L’idea della democrazia diretta attrae proprio perché fa pensare che il popolo, avvolto da un’aura tanto mistica quanto vaga e impalpabile, finalmente possa tornare padrone del proprio destino, mediante la disintermediazione totale rispetto ai filtri su cui un regime costituzional-pluralistico giocoforza è imperniato. La rete e dei social network possono, sì, aiutare a reperire informazioni, ma possono anche inebetire e irretire. Sartori in Homo videns notava che «anche se i poveri di mente e di spirito sono sempre esistiti, la differenza è che in passato non contavano – erano neutralizzati dalla loro dispersione – mentre oggi si rintracciano e, collegandosi, si moltiplicano e potenziano». Con l’ausilio dei social media l’individuo “narcisista” ritiene di poter contare esclusivamente sulle proprie forze per capire il mondo, per svelare la complessità che, in fin dei conti, non è poi così intricata. A dir la verità, la democrazia con la sua carica egualitaria, se non frenata dai limiti liberali ad essa posti, contiene già in sé i germi che danno vita all’individuo illimitato che richiede una democrazia illimitata, diretta e disintermediata. In altre parole, la democrazia alleva l’orizzontalizzazione e questa è una minaccia, poiché erode quelle naturali aristocrazie di cui una società equilibrata e prospera abbisogna.

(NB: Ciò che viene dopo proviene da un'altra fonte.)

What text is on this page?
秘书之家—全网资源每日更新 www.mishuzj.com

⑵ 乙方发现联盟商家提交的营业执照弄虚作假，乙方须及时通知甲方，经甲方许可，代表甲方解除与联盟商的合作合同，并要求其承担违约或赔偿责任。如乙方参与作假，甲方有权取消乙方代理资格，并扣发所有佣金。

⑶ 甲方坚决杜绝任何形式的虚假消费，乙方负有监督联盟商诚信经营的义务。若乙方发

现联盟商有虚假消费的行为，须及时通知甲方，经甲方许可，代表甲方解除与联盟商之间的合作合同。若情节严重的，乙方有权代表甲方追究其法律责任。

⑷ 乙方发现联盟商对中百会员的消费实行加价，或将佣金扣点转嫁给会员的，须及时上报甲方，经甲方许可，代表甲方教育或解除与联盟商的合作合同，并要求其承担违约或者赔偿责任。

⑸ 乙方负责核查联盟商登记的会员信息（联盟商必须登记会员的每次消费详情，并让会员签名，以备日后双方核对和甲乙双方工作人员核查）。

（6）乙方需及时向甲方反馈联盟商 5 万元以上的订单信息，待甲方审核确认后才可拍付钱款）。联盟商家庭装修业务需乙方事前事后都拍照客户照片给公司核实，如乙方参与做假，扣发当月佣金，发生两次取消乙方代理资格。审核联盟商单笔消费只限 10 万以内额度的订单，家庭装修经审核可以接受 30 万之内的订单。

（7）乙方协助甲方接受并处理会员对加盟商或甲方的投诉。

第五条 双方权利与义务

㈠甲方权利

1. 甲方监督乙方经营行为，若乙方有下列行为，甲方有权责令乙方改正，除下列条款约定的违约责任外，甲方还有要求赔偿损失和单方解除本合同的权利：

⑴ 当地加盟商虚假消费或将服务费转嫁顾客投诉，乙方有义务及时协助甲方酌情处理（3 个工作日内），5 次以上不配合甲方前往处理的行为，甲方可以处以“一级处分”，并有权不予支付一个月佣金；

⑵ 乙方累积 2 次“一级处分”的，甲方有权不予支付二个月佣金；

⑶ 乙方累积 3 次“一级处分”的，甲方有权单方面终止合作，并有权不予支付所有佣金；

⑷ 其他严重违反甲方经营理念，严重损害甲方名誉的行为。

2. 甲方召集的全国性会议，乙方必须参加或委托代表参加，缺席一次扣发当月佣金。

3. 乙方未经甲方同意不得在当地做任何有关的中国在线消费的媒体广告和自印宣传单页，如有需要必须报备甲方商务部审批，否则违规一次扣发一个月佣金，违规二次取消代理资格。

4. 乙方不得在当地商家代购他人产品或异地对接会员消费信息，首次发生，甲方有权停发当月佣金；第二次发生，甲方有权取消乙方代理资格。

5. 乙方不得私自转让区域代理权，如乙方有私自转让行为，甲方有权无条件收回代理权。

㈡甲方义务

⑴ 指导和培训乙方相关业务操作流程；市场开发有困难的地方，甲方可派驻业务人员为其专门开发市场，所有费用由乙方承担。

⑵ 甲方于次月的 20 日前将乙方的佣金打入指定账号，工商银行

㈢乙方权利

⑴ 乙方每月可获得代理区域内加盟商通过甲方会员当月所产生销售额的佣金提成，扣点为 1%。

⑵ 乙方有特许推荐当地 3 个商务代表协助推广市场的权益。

Come scrive Tom Nichols in La conoscenza e i suoi nemici. L’era dell’incompetenza e i rischi per la democrazia, «viviamo in tempi pericolosi. Mai tante persone hanno avuto accesso a tanta conoscenza e tuttavia hanno esercitato tanta resistenza all’apprendimento di qualsiasi cosa». Per dirla con Ortega, «è il diritto a non aver ragione, la ragione della non-ragione» che contraddistingue la contemporaneità politica. E questo rappresenta il sovvertimento della logica di una società matura: una democrazia liberale si fonda sulla divisione del lavoro, e quindi anche sulla divisione (e sulla diseguaglianza) del sapere. Il narcisismo iper-democratico, però, essendo fondamentalmente fondato sull’orizzontalità assoluta, non tollera tutto questo. Come ben evidenzia Panarari, «nella postmodernità dell’ “individualismo illimitato” e dell’Io a caccia della promessa autorealizzazione, l’invidia si è appropriata del narcisismo, vero metro della nostra società». L’individuo non può degenerare in animale “social”, ma deve ritornare conscio della sua radicale dipendenza dall’altro, ovvero della socialità che lo contraddistingue nel profondo.

Il problema fondamentale, allora, è riscoprire il vero individualismo che, con le parole di Ludwig von Mises, «è una filosofia della cooperazione sociale e della progressiva intensificazione dei legami sociali». Attraverso di esso, si può tornare padroni della realtà e consapevoli della effettiva consistenza e validità delle istituzioni che formano le società avanzate. Abdicare al senso di realtà e di razionalità, cedere alle lusinghe di adulatori che vellicano pulsioni e passioni smodate e apparentemente facili da ottenere, è un cattivo servizio fatto all’idea stessa di homo sapiens che sa riconoscere la propria ignoranza e la propria dipendenza dal prossimo. Come scrisse Johan Huizinga, «quando in un’unica civiltà, che nel corso di molti secoli si è innalzata a chiarezza e nitidezza di pensiero e d concetto, il magico e il fantastico vengono su, oscurando la ragione, tra un fumacchio di istinti in ebollizione; quando il mito scaccia il logos e ne prende il posto, allora siamo alla soglia della barbarie».